There had been trickery and mild violence. Enough to gain the upper hand, which they would trade back and forth as the years wore on, but they always made it within a few miles of the helicopter zone together until all hell broke loose to be the first to reach it.

‘I expected more resilience from you by now,’ is all his father said once he was hooked up to an IV back in his own bed again, his voice full of disappointment as if he didn’t send both his children into the wild alone on purpose.

* * *

Now, on the cot, with pain carving lines through his vision, he sees Oliver’s face more vividly.

The memory of his brother’s eyes, apologetic but slightly relieved to leave him behind, burns hotter than the headache.

That look was branded into him like a scar.

The betrayal stung worse than the river water in his lungs or his shoulder hanging loose from its socket.

Blood could be just as merciless as strangers, often worse.

Some part of him believed he could trust Oliver more than his father. After that day, he accepted that he could trust no one but himself.

Not his brother. Not his blood. Not the woman who claimed to love him. And now, not even Nora, who abandoned him in a dusty jail cell to head to the wildlife center alone.

That had to be where she’s gone. He would only hold her back.

Maybe he can’t even blame her for shucking him like trash.

Maybe he shouldn’t be devastated even as his heart twists like the parts of his skull that rub together.

She is better off without him anyway. He would rather she make it out of this alive than stay back to tend to him.

But god, the ache in his chest is almost worse than the one splitting his head open.

He remembers the warmth of her palm against his cheek, the way she scolded him in that quiet, fierce voice about smashing his skull against the wall.

Especially the way she had looked at him like he was worth something more than money or the lifestyle he could offer to anyone who latched on.

For the first time in his cursed life, he had almost believed it.

He lets out a groan, rolling until he falls from the bed onto the floor, dragging himself toward the cinder block wall.

If she’s gone, then he has no reason left to stay either.

He isn’t breaking a promise if she isn’t here to check that he kept his word.

So he lays a hand on the cool wall, presses his face there as his head breaks apart from the inside out, and tears stream down his cheeks so hot they burn.

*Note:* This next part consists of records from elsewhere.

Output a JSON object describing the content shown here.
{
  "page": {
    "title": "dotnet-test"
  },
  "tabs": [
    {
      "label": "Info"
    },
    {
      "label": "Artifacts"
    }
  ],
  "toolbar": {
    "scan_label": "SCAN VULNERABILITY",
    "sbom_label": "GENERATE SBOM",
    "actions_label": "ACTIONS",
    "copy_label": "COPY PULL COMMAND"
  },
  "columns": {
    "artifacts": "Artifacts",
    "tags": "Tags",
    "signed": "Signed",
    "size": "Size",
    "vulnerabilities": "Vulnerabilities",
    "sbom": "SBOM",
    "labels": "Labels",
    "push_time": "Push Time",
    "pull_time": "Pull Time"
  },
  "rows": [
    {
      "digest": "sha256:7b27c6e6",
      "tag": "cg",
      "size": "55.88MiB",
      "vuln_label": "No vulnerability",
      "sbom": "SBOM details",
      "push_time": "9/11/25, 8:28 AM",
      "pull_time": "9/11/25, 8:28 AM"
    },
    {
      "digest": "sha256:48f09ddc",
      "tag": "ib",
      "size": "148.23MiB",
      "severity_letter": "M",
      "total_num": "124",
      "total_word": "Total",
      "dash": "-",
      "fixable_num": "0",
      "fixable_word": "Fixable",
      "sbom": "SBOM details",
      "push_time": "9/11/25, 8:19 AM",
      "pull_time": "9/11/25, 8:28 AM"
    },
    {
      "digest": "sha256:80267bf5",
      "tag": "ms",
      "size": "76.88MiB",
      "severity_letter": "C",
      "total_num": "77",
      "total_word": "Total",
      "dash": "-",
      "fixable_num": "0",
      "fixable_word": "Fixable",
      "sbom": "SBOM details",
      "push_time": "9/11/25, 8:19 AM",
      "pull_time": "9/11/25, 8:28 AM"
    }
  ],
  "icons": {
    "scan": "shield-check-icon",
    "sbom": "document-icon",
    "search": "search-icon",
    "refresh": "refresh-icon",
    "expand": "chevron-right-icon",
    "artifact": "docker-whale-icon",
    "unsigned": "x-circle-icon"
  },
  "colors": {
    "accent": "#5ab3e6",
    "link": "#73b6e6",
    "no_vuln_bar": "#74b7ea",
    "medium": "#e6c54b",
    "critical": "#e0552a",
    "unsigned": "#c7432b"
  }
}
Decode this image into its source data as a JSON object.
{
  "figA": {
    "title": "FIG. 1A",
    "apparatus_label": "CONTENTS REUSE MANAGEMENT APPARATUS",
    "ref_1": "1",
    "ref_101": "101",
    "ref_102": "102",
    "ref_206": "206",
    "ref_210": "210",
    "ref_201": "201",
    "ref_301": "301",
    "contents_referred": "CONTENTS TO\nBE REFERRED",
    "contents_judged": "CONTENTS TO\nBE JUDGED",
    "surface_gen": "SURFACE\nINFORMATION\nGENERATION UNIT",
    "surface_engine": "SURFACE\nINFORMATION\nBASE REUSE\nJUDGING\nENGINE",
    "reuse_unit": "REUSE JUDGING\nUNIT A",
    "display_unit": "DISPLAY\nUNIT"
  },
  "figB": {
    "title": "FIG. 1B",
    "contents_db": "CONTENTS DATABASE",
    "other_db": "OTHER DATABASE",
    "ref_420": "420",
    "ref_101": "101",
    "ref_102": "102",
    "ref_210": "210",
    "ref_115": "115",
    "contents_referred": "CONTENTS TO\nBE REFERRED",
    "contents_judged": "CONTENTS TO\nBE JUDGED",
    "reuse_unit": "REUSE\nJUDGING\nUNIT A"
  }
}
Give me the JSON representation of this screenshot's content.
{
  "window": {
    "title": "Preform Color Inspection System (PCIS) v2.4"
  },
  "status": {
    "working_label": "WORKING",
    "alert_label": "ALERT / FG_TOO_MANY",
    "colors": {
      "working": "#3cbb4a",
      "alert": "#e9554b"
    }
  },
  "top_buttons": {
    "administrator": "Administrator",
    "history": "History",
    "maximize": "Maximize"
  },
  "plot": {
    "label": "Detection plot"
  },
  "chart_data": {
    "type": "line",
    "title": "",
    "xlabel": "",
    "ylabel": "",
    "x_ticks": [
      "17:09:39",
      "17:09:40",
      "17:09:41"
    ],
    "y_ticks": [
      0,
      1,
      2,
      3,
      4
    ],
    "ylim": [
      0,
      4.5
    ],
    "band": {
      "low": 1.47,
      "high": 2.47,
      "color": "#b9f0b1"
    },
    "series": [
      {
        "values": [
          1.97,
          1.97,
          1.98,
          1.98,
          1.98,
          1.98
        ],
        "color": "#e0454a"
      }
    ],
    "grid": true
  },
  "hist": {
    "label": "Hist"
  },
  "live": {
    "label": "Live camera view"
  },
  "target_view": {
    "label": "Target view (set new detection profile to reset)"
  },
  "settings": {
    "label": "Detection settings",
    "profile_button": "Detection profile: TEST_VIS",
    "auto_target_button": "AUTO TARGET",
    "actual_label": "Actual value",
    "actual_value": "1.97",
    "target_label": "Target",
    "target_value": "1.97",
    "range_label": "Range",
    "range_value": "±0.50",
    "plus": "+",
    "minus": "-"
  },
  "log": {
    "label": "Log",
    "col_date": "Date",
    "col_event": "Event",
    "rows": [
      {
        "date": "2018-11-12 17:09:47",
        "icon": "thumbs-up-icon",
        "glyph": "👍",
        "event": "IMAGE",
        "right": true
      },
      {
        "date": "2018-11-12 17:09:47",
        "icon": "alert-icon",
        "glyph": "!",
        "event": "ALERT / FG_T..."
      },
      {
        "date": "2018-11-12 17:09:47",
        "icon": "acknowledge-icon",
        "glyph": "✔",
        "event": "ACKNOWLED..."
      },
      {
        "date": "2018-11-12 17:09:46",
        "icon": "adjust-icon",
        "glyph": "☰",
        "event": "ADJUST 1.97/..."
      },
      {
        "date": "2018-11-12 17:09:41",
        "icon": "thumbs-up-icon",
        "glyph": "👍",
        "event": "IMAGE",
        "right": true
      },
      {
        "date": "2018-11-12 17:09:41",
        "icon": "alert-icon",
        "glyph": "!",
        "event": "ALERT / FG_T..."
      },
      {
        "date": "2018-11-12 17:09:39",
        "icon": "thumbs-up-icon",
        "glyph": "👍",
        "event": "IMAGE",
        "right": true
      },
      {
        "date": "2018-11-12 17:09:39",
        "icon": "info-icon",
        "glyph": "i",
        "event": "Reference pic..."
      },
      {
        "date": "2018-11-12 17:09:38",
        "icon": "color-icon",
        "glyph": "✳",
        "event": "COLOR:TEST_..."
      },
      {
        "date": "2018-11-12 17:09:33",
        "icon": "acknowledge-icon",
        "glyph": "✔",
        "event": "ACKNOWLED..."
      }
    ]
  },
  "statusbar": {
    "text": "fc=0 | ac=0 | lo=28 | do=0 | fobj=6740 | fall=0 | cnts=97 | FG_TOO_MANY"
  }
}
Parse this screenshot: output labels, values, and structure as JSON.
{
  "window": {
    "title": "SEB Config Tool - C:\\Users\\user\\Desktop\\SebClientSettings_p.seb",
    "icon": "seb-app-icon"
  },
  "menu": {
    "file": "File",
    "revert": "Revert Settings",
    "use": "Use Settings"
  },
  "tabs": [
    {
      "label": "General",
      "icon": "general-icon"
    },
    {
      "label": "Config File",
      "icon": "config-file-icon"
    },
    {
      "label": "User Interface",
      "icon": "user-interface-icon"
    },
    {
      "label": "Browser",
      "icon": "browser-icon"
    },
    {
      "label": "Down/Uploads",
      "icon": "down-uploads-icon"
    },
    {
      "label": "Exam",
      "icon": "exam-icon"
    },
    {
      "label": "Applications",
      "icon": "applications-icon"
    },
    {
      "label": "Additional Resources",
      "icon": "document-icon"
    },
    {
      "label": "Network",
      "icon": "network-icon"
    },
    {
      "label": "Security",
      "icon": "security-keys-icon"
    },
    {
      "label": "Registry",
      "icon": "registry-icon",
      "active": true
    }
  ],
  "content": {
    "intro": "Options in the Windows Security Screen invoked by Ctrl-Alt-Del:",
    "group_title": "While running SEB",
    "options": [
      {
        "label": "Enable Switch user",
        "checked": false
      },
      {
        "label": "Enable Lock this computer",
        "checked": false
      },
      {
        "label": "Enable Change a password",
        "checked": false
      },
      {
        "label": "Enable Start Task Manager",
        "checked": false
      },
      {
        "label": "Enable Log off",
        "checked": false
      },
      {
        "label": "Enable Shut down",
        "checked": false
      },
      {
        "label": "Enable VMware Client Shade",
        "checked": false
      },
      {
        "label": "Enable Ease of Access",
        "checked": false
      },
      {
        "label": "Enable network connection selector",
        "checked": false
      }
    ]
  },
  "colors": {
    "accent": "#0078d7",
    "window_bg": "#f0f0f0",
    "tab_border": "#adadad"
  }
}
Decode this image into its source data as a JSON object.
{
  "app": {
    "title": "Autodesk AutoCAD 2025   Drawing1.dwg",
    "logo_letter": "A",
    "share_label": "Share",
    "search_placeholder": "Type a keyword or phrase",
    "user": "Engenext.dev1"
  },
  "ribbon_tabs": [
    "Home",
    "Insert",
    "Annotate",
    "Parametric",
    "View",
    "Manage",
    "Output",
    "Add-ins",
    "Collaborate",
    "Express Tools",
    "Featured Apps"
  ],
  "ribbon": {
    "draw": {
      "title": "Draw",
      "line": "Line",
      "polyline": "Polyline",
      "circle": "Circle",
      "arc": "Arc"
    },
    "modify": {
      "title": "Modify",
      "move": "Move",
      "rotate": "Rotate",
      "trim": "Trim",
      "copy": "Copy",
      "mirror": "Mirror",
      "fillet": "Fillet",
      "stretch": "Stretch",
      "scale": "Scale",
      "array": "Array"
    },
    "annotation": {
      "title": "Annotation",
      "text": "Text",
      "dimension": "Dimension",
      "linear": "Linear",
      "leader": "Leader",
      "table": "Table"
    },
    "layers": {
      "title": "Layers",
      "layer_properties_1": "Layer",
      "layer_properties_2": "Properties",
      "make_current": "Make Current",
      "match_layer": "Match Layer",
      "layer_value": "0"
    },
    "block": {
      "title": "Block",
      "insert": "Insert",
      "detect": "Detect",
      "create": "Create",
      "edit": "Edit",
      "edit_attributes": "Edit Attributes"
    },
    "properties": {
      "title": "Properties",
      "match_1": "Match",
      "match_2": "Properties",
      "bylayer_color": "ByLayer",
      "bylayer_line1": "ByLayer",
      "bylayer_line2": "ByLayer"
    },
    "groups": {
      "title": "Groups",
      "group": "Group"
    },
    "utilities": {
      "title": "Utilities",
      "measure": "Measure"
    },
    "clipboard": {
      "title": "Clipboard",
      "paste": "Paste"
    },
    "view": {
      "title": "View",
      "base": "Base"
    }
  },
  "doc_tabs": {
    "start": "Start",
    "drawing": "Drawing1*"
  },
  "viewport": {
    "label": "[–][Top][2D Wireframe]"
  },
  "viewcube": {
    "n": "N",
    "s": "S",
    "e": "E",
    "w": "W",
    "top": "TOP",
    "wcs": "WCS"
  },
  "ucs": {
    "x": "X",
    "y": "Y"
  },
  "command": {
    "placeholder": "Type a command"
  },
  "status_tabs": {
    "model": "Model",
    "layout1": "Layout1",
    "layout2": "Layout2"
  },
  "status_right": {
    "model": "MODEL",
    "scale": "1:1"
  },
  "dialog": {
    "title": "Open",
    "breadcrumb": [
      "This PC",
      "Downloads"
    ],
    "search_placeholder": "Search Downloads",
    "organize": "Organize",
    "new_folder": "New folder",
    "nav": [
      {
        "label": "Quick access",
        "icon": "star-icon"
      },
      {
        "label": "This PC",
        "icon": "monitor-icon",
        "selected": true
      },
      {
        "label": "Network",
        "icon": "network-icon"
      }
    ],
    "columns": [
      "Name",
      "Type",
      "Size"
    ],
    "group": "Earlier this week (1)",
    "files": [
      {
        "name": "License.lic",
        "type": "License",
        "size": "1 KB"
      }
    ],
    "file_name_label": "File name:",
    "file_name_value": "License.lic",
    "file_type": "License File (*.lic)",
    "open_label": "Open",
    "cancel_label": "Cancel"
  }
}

At least she won’t find him after. At least he won’t turn into one of those things.

He only wishes for the sweet sound of her voice one more time.

To feel the soft touch of her hand or the gentle caress of her arms as she holds him.

It’s weakness that his father would insist he let go of, but nothing matters now and so he replays their interactions best he can through waves of nausea, pulls his head back, and slams it into the wall once, twice, three times in a rhythmic swing that finally cuts through the pain in a blissful all all-encompassing wave of relief.

It’s only when his vision blackens instead of blurs that he sees her again.